Compares any collected device metadata with that stored in the user’s profile.

Use this node with the Device Profile Collector node to determine if the authenticating user is on a previously saved, trusted device.

Use this node with the Device Location Match node or Device Geofencing node to verify both the device and location of the user.

The Device Match node supports the following methods of comparison:

  1. Built-in Matching

    The node handles the comparison and matching, and you can configure the acceptable variance, and specify a time frame that profiles are considered current.

    When using built-in matching, the node compares all attributes from the device profile collected by the Device Profile Collector node against the attributes in the user’s saved device profiles. Each differing attribute value adds to the variance count.

    Examples of attributes compared include:

    • Hardware details (manufacturer, model)

    • Operating system information (OS version, build number)

    • Browser environment (user-agent, screen resolution)

    • Network information (IP address, MAC address)

    This mode is ideal for matching devices that don’t change frequently, such as point-of-sale machines. It’s also simpler to implement because you don’t have to write a script to handle and compare specific device attributes.

    However, this method treats all attributes of a device equally, and each difference in attribute values counts towards the Acceptable Variance value you configure.

  2. Custom Matching

    Create a custom script to compare captured device data against trusted device profiles.

    This mode is ideal if you issue specific hardware to your users, or you want to prioritize certain device attribute matches over others.

    The script lets you control which device attributes are captured and how they’re compared to the trusted device profile.

    For example, you could ignore attributes that are known to change frequently, such as screen layouts or orientation.

    To view a customizable template script for device matching, follow these steps:

    1. In the AM admin UI, go to Realms > realm name > Scripts.

    2. Click Device Profile Match Template - Decision Node Script.

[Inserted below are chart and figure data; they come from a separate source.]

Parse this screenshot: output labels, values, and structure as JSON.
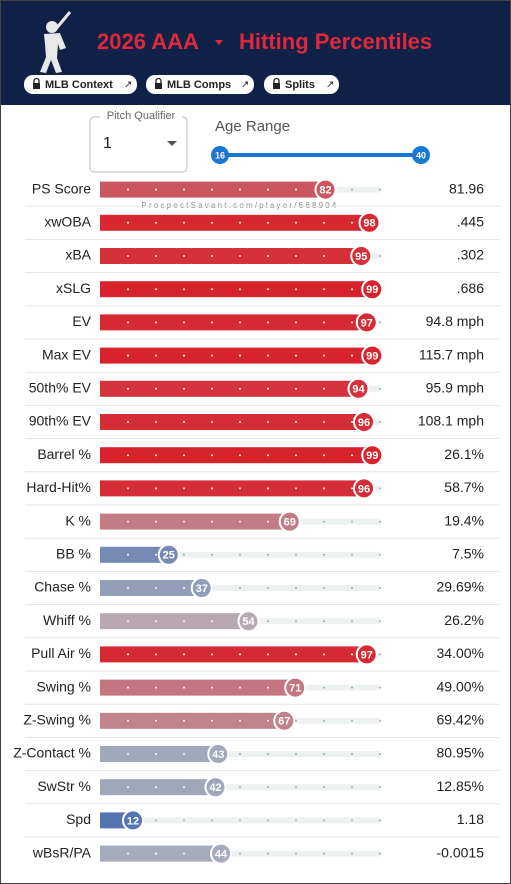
{
  "header": {
    "level": "2026 AAA",
    "title": "Hitting Percentiles",
    "buttons": [
      "MLB Context",
      "MLB Comps",
      "Splits"
    ]
  },
  "controls": {
    "pitch_qualifier_label": "Pitch Qualifier",
    "pitch_qualifier": "1",
    "age_range_label": "Age Range",
    "age_min": "16",
    "age_max": "40"
  },
  "watermark": "ProspectSavant.com/player/668904",
  "rows": [
    {
      "label": "PS Score",
      "percentile": 82,
      "value": "81.96"
    },
    {
      "label": "xwOBA",
      "percentile": 98,
      "value": ".445"
    },
    {
      "label": "xBA",
      "percentile": 95,
      "value": ".302"
    },
    {
      "label": "xSLG",
      "percentile": 99,
      "value": ".686"
    },
    {
      "label": "EV",
      "percentile": 97,
      "value": "94.8 mph"
    },
    {
      "label": "Max EV",
      "percentile": 99,
      "value": "115.7 mph"
    },
    {
      "label": "50th% EV",
      "percentile": 94,
      "value": "95.9 mph"
    },
    {
      "label": "90th% EV",
      "percentile": 96,
      "value": "108.1 mph"
    },
    {
      "label": "Barrel %",
      "percentile": 99,
      "value": "26.1%"
    },
    {
      "label": "Hard-Hit%",
      "percentile": 96,
      "value": "58.7%"
    },
    {
      "label": "K %",
      "percentile": 69,
      "value": "19.4%"
    },
    {
      "label": "BB %",
      "percentile": 25,
      "value": "7.5%"
    },
    {
      "label": "Chase %",
      "percentile": 37,
      "value": "29.69%"
    },
    {
      "label": "Whiff %",
      "percentile": 54,
      "value": "26.2%"
    },
    {
      "label": "Pull Air %",
      "percentile": 97,
      "value": "34.00%"
    },
    {
      "label": "Swing %",
      "percentile": 71,
      "value": "49.00%"
    },
    {
      "label": "Z-Swing %",
      "percentile": 67,
      "value": "69.42%"
    },
    {
      "label": "Z-Contact %",
      "percentile": 43,
      "value": "80.95%"
    },
    {
      "label": "SwStr %",
      "percentile": 42,
      "value": "12.85%"
    },
    {
      "label": "Spd",
      "percentile": 12,
      "value": "1.18"
    },
    {
      "label": "wBsR/PA",
      "percentile": 44,
      "value": "-0.0015"
    }
  ]
}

    There’s also a comprehensive sample script (with usage instructions) and a development toolkit in the GitHub sample repository.

Compatibility

Product Compatible?

PingOne Advanced Identity Cloud

ForgeRock Access Management (self-managed)

Ping Identity Platform (self-managed)

Outcomes

  • True

  • False

  • Unknown Device

Evaluation continues along the True path if the collected device profile matches a saved profile, within the configured variance; otherwise, evaluation continues along the False path.

If the user has no trusted device profiles, or the identity of the user has not been established, evaluation continues along the Unknown Device path.

Properties

Property Usage

Acceptable Variance

Specify the maximum amount of device attribute differences acceptable for a match.

Expiration

Specify the maximum age, in the number of days since being saved, that existing profiles can be considered for comparison. Device profiles saved to the user’s profile before this time will not be compared to the collected metadata.

Use Custom Matching Script

Specifies whether to use a custom script to compare the collected metadata with saved device profiles.

The script type must be Decision node script for authentication trees (standalone AM) or Journey Decision Node (Ping Identity Platform deployments).

When a custom matching script is used, the Acceptable Variance and Expiration properties are ignored.

Default: Authentication Tree Decision Node Script

Custom Matching Script

Specifies the custom script to use if the Use Custom Matching Script property is enabled.

Only scripts of type Decision node script for authentication trees (standalone AM) or Journey Decision Node (Ping Identity Platform deployments) appear in the list.